November 5, 2008
Obama Election Heals Memories from 1976
In the fall of 1976, I was in the sixth grade in Shreveport, Louisiana, at Claiborne Elementary, a school that had an all-white student population just three years before. By the mid-1970s, the enrollment was half-black.
In that fall’s presidential election, President Ford was running against Jimmy Carter. Our teacher, Mr. Stewart, asked his sixth-graders to write what we thought should be the qualifications to be president of the United States. I wrote something and waited for everybody else to finish.
Sitting at the desk next to me was a black kid. I happened to glance at his paper. He wrote that the president of the United States should be white.

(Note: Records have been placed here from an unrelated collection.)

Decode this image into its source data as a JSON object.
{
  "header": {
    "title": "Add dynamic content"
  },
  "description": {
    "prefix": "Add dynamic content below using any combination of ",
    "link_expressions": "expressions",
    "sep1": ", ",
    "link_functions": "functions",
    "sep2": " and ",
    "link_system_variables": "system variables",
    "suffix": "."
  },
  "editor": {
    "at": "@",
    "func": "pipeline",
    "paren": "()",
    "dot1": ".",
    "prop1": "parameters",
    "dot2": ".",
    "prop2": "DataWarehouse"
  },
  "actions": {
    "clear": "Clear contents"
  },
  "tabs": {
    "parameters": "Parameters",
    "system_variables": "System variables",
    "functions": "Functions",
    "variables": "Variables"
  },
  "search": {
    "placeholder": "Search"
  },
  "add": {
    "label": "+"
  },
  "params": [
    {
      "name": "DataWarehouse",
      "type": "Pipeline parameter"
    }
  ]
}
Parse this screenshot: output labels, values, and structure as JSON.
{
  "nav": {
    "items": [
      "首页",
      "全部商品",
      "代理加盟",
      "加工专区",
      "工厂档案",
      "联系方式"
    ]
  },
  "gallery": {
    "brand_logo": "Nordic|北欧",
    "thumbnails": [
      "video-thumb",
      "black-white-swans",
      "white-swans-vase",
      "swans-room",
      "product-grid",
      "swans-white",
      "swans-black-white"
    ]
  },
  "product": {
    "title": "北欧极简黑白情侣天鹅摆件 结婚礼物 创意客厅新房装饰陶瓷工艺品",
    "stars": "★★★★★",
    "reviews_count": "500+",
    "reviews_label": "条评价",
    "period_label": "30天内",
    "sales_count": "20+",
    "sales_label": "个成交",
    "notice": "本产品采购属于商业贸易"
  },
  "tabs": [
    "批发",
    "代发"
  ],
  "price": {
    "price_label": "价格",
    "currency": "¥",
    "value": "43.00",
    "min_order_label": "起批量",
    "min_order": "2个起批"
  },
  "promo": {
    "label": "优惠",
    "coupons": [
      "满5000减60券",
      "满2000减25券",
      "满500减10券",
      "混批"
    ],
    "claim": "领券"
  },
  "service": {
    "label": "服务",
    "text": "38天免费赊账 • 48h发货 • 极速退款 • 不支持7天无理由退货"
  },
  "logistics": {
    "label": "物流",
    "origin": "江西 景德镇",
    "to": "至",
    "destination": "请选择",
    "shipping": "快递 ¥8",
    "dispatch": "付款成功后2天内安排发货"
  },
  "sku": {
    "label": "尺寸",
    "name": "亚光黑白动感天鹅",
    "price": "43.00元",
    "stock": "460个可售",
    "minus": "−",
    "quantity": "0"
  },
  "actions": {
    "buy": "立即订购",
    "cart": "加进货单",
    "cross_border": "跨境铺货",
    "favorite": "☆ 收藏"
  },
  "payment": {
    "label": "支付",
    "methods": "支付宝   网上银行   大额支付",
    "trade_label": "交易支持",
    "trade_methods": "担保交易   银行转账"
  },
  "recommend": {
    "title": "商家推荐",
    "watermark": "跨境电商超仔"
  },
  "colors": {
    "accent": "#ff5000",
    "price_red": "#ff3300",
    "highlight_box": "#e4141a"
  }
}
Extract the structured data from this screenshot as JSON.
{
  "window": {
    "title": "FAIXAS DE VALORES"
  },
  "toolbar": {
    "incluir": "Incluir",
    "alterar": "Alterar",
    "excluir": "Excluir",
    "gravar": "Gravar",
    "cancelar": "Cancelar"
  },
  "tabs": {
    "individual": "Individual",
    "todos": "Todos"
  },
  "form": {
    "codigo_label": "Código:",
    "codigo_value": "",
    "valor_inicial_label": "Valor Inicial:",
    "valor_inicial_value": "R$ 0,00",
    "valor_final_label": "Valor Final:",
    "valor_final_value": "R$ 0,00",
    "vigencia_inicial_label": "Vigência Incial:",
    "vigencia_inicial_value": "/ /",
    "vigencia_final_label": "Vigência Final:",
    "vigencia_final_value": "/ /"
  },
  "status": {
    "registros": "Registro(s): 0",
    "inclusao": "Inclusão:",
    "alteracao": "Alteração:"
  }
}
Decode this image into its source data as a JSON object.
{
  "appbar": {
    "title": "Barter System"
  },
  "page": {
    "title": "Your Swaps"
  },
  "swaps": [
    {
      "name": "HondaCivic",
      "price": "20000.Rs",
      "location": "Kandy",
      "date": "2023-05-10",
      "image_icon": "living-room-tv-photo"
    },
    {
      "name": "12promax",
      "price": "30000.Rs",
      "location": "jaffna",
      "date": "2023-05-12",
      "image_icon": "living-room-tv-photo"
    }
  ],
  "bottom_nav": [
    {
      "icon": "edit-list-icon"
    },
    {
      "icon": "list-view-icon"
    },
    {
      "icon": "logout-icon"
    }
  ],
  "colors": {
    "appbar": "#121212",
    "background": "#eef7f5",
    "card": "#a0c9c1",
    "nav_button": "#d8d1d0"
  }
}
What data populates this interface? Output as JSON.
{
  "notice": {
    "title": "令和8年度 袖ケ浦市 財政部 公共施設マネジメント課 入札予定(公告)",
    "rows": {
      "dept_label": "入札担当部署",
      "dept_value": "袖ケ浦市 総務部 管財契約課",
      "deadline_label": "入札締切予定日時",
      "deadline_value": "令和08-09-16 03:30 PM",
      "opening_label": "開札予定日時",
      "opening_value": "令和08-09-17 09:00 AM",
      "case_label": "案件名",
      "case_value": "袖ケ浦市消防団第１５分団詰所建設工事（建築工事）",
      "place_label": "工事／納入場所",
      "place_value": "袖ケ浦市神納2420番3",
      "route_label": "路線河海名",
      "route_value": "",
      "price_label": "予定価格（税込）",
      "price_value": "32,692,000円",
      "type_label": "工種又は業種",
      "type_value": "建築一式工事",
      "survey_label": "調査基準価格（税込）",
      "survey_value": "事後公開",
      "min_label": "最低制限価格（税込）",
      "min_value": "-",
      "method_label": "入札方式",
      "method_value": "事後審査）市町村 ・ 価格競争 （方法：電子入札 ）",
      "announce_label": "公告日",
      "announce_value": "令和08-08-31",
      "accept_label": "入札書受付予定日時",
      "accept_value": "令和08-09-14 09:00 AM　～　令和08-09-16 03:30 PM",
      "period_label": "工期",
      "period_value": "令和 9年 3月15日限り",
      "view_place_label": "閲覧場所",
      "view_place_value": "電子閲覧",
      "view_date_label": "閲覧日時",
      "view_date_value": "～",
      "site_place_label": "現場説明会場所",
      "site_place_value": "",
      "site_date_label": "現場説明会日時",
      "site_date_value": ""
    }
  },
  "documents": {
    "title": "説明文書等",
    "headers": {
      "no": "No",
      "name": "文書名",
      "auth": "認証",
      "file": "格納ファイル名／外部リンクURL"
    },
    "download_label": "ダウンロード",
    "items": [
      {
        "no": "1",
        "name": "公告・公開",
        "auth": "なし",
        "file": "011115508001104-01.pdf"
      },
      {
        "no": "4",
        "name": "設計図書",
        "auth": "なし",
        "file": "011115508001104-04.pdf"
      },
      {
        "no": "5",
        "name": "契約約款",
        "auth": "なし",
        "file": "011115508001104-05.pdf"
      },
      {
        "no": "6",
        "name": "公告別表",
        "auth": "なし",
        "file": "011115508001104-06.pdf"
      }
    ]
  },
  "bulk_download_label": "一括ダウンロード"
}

Blacks and whites didn't mix at my school or in my neighborhood except in fighting and insulting each other. Claiborne Elementary wasn’t Shreveport’s only angry place. Shreveport was in the throes of busing and desegregation, and the animosity spilled into the city’s churches. In a large white Baptist congregation not far from my neighborhood, one Sunday morning deacons escorted from the sanctuary some black Christians who had come to worship.
But even as an 11-year-old white girl in this Deep South environment steeped in racism, this black boy’s answer deeply troubled me. Why did he believe the country’s president had to be white?
On November 4, 2008, the world saw that the president doesn't have to be. (In now predominantly black Shreveport, change had come one year before the 2008 general election. On November 7, 2007, my Caddo Parish Magnet High School classmate Cedric Glover became the city’s first black mayor.)
Maybe you're like a lot of white evangelicals who didn't vote for President-elect Obama. That's fine because Senator McCain is still going to be a force to contend with in the US Senate.
But for me, this election has begun to heal some memories and, for all of us, it changes the possibilities.